Howard Berger, the head of makeup on American Primeval, thought he had achieved the optimal level of grime...Berg was unsatisfied. More! More!...Cover him in dirt, like he hasn't bathed in a year.' Berger did...For a long time, film and TV stories of the American West were aggressively whitewashed. Here the West is unwashed - muddy, bloody, cold and mean. In this way, American Primeval, a six-episode series that premieres on Jan. 9, joins recent films and series...in repositioning the emphases and priorities of the western.
Berg, a director who tends to both gravitate toward and challenge traditionally macho spaces, insists that the series, set in the Utah Territory in 1857, isn't a western at all. There are no saloons, no bordellos, no cowboys strutting up and down Main Streets, in part because there are no streets. The goal, which can be seen in nearly every begrimed frame, is an unusual, often brutal authenticity, stripped of nostalgia.
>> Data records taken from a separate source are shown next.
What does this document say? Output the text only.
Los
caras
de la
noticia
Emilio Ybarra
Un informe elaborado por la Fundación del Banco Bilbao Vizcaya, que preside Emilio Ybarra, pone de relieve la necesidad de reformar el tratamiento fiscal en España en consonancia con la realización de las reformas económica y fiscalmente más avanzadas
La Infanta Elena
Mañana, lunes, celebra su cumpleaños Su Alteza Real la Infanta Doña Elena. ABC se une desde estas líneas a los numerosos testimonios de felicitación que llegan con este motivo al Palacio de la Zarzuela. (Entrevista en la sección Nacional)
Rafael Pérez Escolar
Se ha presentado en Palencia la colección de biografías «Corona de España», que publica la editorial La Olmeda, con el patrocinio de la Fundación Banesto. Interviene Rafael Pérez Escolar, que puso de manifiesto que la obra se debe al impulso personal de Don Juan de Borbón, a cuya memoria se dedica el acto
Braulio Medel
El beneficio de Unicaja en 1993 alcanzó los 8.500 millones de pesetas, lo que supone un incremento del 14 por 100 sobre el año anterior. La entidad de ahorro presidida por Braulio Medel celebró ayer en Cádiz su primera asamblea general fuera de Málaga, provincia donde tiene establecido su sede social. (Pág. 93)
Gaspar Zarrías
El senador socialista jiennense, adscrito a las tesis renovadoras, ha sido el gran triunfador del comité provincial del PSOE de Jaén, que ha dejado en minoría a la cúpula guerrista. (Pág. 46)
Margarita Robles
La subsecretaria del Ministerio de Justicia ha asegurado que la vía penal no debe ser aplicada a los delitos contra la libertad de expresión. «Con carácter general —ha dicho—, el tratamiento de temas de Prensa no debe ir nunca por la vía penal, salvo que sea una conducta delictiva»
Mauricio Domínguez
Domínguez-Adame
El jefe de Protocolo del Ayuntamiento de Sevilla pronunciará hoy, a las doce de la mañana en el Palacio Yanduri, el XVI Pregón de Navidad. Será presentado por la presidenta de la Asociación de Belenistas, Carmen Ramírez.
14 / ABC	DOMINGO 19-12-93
American Primeval is set amid the real-life clashes between the U.S. Army, members of the Church of Jesus Christ of Latter-day Saints and the Shoshone, Southern Paiute and Ute tribes. (The series incorporates several real-life characters, including Brigham Young, the church president and a governor of Utah, played by Kim Coates of Sons of Anarchy.) Disagreements over sovereignty, religious exercise and territory came to a head in 1857.